What Is a Home Equity Loan?

Also known as a second mortgage, a home equity loan is a type of consumer debt that enables you to borrow from your home’s equity. If your house has gone up in value since you purchased it and/or you’ve paid off a portion of your existing mortgage, a home equity loan is one way to convert that equity into cash, which can be used to make home improvements or meet other financial needs.

For example, imagine you bought a home for $500,000 several years ago with a $400,000 mortgage. Since then, you’ve made $50,000 worth of payments and have also seen the value of your home go up $50,000 in that time. Since equity is calculated by subtracting the money you owe on your home from its current value, you would have $200,000 worth of equity ($550,00 – $350,000) to borrow from using a home equity loan.

This loan option is different from a cash-out refinance, which results in a new loan that replaces your existing mortgage. A home equity loan, on the other hand, is simply a second mortgage with a fixed monthly payment that’s separate from the borrower’s existing mortgage payment.

Home Equity Loan vs. Home Equity Line of Credit (HELOC)

Home equity loans also differ from home equity lines of credit (HELOCs). While both use the home as collateral and leverage the equity that’s been built up in a property, a HELOC is a revolving line of credit that can be tapped as needed up to a certain limit. A HELOC also has an adjustable interest rate that varies over the course of its repayment, so payments are not fixed like they are with home equity loans.
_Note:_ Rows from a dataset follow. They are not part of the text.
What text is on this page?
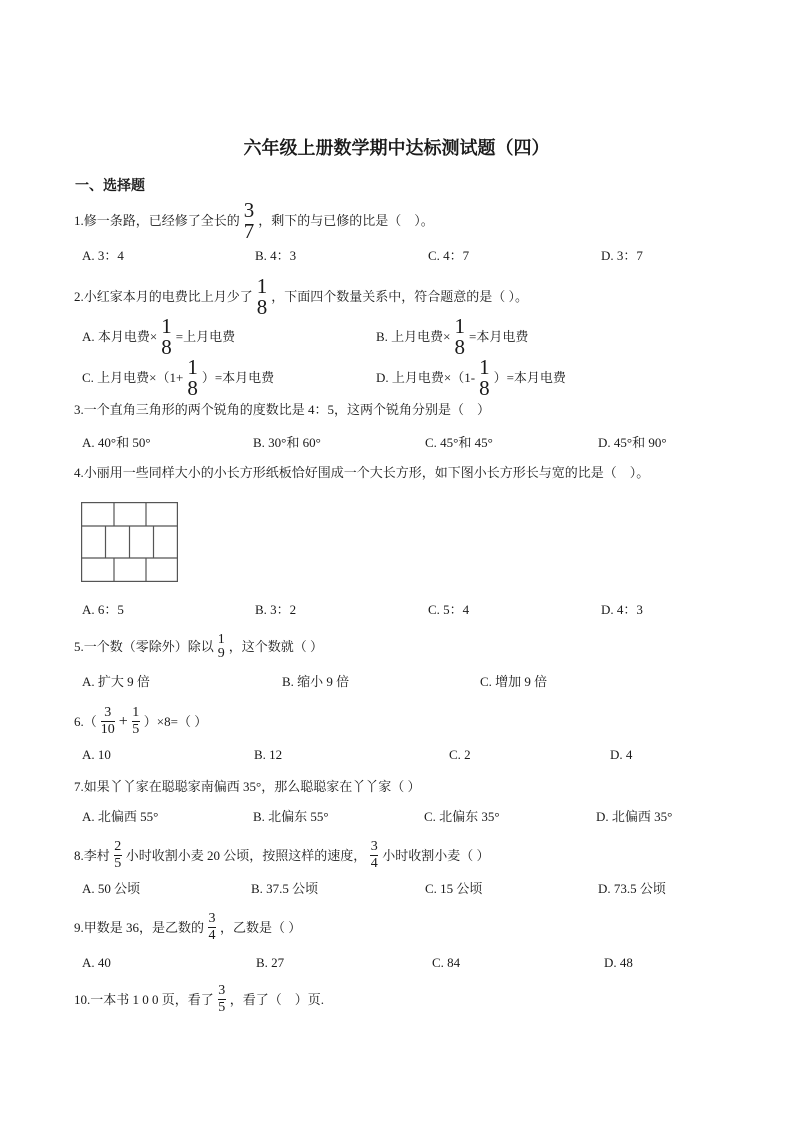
六年级上册数学期中达标测试题（四）
一、选择题
1. 修一条路，已经修了全长的 3
7 ，剩下的与已修的比是（　）。
A. 3：4	B. 4：3	C. 4：7	D. 3：7
2. 小红家本月的电费比上月少了 1
8 ，下面四个数量关系中，符合题意的是（ ）。
A. 本月电费× 1
8 =上月电费	B. 上月电费× 1
8 =本月电费
C. 上月电费×（1+ 1
8 ）=本月电费	D. 上月电费×（1- 1
8 ）=本月电费
3. 一个直角三角形的两个锐角的度数比是 4：5，这两个锐角分别是（　）
A. 40°和 50°	B. 30°和 60°	C. 45°和 45°	D. 45°和 90°
4. 小丽用一些同样大小的小长方形纸板恰好围成一个大长方形，如下图小长方形长与宽的比是（　）。
A. 6：5	B. 3：2	C. 5：4	D. 4：3
5. 一个数（零除外）除以 1
9 ，这个数就（ ）
A. 扩大 9 倍	B. 缩小 9 倍	C. 增加 9 倍
6. （ $\frac{3}{10} + \frac{1}{5} )\times 8=$（ ）
A. 10	B. 12	C. 2	D. 4
7. 如果丫丫家在聪聪家南偏西 35°，那么聪聪家在丫丫家（ ）
A. 北偏西 55°	B. 北偏东 55°	C. 北偏东 35°	D. 北偏西 35°
8. 李村 $\frac{2}{5}$ 小时收割小麦 20 公顷，按照这样的速度， $\frac{3}{4}$ 小时收割小麦（ ）
A. 50 公顷	B. 37.5 公顷	C. 15 公顷	D. 73.5 公顷
9. 甲数是 36，是乙数的 $\frac{3}{4}$ ，乙数是（ ）
A. 40	B. 27	C. 84	D. 48
10. 一本书 1 0 0 页，看了 $\frac{3}{5}$ ，看了（　）页.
Qualifying for a Home Equity Loan With Bad Credit

A bad credit score can make getting a home equity loan more difficult, but not impossible.

If your credit score is in the 500s, chances are you won’t be eligible for a loan. That’s because borrowers typically need a minimum credit score of 620, although some lenders may require a score in the mid- to high-600s. But borrowers with low debt-to-income (DTI) ratios, at least 15% equity in a home and high income can still possibly qualify for a home equity loan regardless of their credit history. This is due to a home equity loan using the home itself as collateral.

Here are the typical requirements for getting a home equity loan. For borrowers with bad credit, these requirements are even more important to satisfy:

  • A credit score of 620+: As stated above, most lenders require a credit score of at least 620, however, this minimum will vary depending on the lender. Some lenders may require an even higher minimum score.
  • At least 15% equity in your home: To qualify, you’ll also need at least 15% or 20% equity in your home, depending on your lender. Remember, equity is the difference between your home’s current market value (not the original purchase price) and the amount of money you still owe on the mortgage. The more equity you have built in your home, the more money you can potentially borrow from the lender with a second mortgage.
  • A maximum DTI of 43%: DTI measures how much monthly debt you carry compared to your gross monthly income. To qualify for a home equity loan, lenders don’t want your monthly debt payments (including your second mortgage) to exceed 43% of your gross income. If your credit is below the required threshold, the lender may want to see an even lower DTI.
  • Stable and substantial income: With bad credit, you may need an even higher income than you would otherwise need to qualify for a home equity loan. A consistent, stable income will signal to your lender that you’re less likely to miss payments.
  • A history of paying your bills on time: Demonstrating that you consistently pay your bills on time, despite having bad credit, may also help you to secure a home equity loan.

If you have a substantial amount of home equity and can borrow quite a bit less than the lender would receive out of the sale of a home, in the event you fail to pay, then you might still qualify if you don’t meet all requirements. This will be on a case-by-case basis and completely depends on the appetite for risk of the lender.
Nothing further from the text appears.